# This, too, shall pass.



## Jlove

would *هذا أيضا يجب تمرير*  be a close translation of the quote "this too shall pass" if not, what is the closest of translations?


----------



## Haroon

Hi Jlove:  ...&quot; shall &quot; , away from legal documents , equal will......&quot; pass &quot; may be succeed or be accepted .....thus, the phrase may be : وهذا أيضاً سوف ينجح / يمر / يقبل ... more context may shed more light.


----------



## Mahaodeh

The literal meaning would be: وهذا أيضا سوف يمرّ but I believe the meaning of the expression is closer to: وهذا أيضا سوف ينقضي. My understanding is that it's used to refer to a bad situation that seems as if it would "destroy life as we know it" so to say.


----------



## LA KUPI

*Hello! Can anyone help me with the arabic translation of the phrase: *

*"This too shall pass", o en español: "Esto también pasará"*

*Thank you so much!!*

*Bye*

*Laura*


----------



## nado92

la kupi said:


> *hello! Can anyone help me with the arabic translation of the phrase: *
> 
> *"this too shall pass", *


*هذا أيضا سوف يمر أو يعدي*
*we say this when someone is in trouble and we want to strengthen him  we tell him,don't worry . It will be fine. this  will pass too as the  previous hard ones have  been overcome before   *


----------



## Naliworld

Hi there,

I'm looking to find a very short arabic translation (or abbreviated form) of the phrase "This too shall pass". After trawling around the forums for a while I turned up with دوام الحال من المحال. However if possible I would like to find a shorter version.
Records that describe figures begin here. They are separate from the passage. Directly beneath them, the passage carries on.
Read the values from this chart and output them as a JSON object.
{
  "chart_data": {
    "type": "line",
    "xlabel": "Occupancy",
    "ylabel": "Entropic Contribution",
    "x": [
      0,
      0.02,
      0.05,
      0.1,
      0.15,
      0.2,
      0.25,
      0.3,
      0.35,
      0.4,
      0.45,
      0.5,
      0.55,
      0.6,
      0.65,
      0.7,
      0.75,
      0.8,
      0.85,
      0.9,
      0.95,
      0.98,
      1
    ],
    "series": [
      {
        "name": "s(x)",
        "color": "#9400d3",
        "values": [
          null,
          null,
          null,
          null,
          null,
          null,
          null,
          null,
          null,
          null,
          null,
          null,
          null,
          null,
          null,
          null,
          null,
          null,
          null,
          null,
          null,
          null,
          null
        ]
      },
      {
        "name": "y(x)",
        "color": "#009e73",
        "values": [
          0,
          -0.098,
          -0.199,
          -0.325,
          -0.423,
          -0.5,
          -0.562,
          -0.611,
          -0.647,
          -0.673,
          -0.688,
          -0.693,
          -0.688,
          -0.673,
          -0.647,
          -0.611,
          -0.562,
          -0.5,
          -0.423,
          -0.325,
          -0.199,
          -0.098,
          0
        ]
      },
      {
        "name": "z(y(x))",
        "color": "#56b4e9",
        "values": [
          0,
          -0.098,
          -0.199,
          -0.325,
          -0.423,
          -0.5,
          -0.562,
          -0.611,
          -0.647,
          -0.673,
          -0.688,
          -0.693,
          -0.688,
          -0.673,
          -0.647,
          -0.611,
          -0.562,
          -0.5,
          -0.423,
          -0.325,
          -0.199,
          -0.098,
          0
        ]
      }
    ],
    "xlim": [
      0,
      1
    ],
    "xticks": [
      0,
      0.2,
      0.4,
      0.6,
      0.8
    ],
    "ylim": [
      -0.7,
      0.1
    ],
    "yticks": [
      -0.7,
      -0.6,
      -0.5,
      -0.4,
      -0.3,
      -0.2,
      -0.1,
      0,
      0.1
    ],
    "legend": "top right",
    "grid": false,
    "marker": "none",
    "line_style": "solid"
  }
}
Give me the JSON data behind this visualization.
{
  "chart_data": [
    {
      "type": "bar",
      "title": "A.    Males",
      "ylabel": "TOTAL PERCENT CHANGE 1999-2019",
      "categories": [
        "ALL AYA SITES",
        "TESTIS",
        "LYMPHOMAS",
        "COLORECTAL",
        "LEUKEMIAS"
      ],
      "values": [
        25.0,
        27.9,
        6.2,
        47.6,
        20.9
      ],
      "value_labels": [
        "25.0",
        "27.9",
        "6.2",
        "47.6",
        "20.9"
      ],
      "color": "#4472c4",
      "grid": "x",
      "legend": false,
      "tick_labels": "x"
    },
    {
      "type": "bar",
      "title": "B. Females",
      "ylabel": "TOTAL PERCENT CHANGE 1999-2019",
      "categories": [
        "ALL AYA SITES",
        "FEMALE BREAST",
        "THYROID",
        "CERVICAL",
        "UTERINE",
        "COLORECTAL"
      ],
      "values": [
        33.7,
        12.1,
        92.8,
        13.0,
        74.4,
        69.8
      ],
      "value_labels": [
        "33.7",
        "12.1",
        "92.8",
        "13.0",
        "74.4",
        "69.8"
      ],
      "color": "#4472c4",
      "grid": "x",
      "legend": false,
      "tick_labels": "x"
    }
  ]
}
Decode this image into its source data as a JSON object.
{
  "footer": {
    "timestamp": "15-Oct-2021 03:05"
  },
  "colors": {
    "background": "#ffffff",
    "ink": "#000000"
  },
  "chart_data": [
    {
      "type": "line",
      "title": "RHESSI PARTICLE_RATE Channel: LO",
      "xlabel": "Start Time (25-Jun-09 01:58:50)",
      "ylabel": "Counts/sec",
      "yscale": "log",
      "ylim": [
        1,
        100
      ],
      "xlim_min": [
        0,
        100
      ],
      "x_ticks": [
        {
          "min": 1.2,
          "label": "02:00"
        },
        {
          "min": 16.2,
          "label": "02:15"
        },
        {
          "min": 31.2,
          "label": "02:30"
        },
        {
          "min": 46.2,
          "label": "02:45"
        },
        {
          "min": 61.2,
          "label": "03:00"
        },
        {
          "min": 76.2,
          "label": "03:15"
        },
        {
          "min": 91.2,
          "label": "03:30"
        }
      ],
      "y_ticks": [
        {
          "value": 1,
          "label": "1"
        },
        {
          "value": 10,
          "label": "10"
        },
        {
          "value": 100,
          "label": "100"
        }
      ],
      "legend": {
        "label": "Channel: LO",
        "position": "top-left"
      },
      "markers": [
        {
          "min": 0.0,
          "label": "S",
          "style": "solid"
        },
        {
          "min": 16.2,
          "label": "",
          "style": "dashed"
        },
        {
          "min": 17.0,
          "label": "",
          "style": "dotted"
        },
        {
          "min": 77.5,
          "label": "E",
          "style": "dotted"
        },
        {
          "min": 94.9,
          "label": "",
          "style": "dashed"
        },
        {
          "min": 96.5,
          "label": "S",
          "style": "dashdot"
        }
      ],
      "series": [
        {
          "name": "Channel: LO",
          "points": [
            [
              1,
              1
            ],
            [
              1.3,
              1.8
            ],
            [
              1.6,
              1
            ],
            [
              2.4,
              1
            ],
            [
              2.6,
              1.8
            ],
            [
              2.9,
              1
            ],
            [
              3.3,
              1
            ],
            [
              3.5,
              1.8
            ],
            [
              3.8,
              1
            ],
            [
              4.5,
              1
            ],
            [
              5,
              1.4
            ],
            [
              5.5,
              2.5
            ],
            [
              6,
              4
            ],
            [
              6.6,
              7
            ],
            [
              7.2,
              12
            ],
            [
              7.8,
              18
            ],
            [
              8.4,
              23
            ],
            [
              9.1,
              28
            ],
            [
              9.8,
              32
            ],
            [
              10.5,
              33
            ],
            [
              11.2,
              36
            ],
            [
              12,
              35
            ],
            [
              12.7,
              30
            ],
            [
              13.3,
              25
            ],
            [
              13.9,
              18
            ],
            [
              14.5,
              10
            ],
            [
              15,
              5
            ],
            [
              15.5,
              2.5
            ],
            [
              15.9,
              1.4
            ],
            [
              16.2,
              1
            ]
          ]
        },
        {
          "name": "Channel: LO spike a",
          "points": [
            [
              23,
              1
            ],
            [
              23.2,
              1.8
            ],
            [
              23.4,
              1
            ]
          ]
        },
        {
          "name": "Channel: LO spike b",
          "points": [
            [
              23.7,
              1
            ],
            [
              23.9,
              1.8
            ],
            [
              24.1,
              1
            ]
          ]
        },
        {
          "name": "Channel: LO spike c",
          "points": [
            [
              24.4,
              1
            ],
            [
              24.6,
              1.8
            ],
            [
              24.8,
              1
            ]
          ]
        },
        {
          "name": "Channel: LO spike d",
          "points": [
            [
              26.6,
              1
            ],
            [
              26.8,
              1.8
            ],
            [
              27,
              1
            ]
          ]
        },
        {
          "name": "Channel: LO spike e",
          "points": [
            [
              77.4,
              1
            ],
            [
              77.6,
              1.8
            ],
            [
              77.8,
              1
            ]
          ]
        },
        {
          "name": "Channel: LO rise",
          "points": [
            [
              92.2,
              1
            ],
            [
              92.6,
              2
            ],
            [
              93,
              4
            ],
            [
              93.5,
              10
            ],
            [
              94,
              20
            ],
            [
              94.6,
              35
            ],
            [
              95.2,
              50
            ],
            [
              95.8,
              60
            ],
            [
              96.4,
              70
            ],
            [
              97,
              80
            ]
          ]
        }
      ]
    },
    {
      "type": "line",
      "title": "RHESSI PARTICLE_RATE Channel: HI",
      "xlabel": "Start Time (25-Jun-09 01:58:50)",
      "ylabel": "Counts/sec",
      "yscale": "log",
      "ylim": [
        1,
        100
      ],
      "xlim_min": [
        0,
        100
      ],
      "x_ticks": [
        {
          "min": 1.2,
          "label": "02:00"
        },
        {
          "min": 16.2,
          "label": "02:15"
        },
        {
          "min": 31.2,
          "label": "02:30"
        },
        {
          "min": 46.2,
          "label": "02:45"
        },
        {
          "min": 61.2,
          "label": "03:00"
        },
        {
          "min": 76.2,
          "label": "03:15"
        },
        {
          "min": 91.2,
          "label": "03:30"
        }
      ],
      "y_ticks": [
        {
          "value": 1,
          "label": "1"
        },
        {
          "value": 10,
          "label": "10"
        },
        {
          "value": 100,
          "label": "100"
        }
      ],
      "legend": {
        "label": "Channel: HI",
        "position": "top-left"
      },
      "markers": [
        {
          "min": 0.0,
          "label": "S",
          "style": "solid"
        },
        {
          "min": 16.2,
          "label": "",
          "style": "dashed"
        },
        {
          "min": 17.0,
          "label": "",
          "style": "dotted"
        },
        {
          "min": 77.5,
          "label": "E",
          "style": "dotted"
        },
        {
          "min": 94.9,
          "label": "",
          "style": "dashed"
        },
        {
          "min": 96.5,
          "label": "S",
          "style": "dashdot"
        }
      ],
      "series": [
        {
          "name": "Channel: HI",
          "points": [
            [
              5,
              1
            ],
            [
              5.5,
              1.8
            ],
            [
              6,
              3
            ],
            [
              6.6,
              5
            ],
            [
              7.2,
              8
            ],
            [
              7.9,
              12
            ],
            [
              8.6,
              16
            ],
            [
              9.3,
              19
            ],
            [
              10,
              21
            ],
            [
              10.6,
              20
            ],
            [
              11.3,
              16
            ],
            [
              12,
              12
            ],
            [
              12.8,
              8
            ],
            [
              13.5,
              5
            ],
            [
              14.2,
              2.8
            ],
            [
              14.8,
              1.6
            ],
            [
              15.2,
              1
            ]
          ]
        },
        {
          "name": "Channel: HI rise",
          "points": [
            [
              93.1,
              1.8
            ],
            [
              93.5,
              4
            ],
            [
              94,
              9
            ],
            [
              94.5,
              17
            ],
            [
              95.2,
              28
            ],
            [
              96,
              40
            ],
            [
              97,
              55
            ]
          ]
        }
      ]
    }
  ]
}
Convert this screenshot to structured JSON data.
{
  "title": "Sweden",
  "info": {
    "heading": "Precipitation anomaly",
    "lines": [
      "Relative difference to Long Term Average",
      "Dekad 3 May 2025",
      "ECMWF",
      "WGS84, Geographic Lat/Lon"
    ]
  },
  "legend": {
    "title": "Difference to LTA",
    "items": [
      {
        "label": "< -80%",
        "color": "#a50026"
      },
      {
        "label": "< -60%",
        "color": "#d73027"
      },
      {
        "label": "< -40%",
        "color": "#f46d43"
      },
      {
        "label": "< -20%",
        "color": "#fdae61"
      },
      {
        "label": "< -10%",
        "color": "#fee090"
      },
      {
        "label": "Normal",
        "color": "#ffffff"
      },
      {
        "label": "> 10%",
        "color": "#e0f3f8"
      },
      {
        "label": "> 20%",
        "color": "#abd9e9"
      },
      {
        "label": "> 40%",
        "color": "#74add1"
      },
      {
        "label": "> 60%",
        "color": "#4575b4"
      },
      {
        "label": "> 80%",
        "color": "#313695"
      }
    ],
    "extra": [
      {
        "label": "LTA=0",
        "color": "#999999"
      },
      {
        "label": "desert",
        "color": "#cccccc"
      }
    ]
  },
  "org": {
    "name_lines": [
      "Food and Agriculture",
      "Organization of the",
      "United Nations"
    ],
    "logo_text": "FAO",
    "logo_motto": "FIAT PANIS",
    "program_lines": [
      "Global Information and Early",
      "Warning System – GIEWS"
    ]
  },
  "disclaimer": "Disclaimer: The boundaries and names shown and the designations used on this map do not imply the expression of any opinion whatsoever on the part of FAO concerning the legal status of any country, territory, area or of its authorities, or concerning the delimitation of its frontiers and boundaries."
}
Searching around google for a while though I came across this that contains a picture captioned "This too shall pass written in Arabic". As I can't post URLs, the page can be found as the first google hit by typing in the keywords "this too shall pass ahrengot"

However, I haven't found this version anywhere else on the web.

Can anyone confirm that the picture is really "This too shall pass" in Arabic? Many thanks!


----------



## Jlove

What is the difference between هذا أيضا سوف يمر أو يعدي and وهذا أيضاً سوف ينجح / يمر / يقبل  ??


----------



## rayloom

يمر & يعدي is pass in the sense of passing! يعدي althogh correct in MSA, it feels colloquial.
ينجح is pass in the sense of passing a test.
يقبل means accepted.


----------



## إسكندراني

يبدو لي أنّ المعنى المُراد هو:
ستفوت هي الأخرى
أو
سيفوت هذا الموقف أيضاً
أو
سيذهب عنك هذا مثلما ذهبت من قبله الهموم


----------



## A-class-act

Naliworld said:


> Hi there,
> 
> I'm looking to find a very short arabic translation (or abbreviated form) of the phrase "This too shall pass". After trawling around the forums for a while I turned up with دوام الحال من المحال. However if possible I would like to find a shorter version.
> 
> Searching around google for a while though I came across this that contains a picture captioned "This too shall pass written in Arabic". As I can't post URLs, the page can be found as the first google hit by typing in the keywords "this too shall pass ahrengot"
> 
> However, I haven't found this version anywhere else on the web.
> 
> Can anyone confirm that the picture is really "This too shall pass" in Arabic? Many thanks!


دوام الحال من المحال would be a good idiom.


----------



## psxws

A-class-act said:


> دوام الحال من المحال would be a good idiom.



What would be the literal translation for that?


----------



## Ghabi

psxws said:


> What would be the literal translation for that?


The lasting of a condition is impossible.


----------



## ayed

I think you need the context to give a better meaning ..


----------



## إسكندراني

BTW in Egyptian Arabic I would normally say مسيرها وتعدّي or هانت.


----------



## Jlove

So وهذا أيضا سوف يمرّ is a correct translation?


----------



## إسكندراني

Yes but it isn't in use so doesn't bring the same connotations.


----------



## Jlove

Why isnt it in use?


----------



## Jlove

What about ‎​هذا ايضا سوف يمر ??


----------



## Xence

This is a too literal translation (post #3).
If you're looking for an idiomatic expression, then دوام الحال من المحال (post #6) is the best one, in my opinion.


----------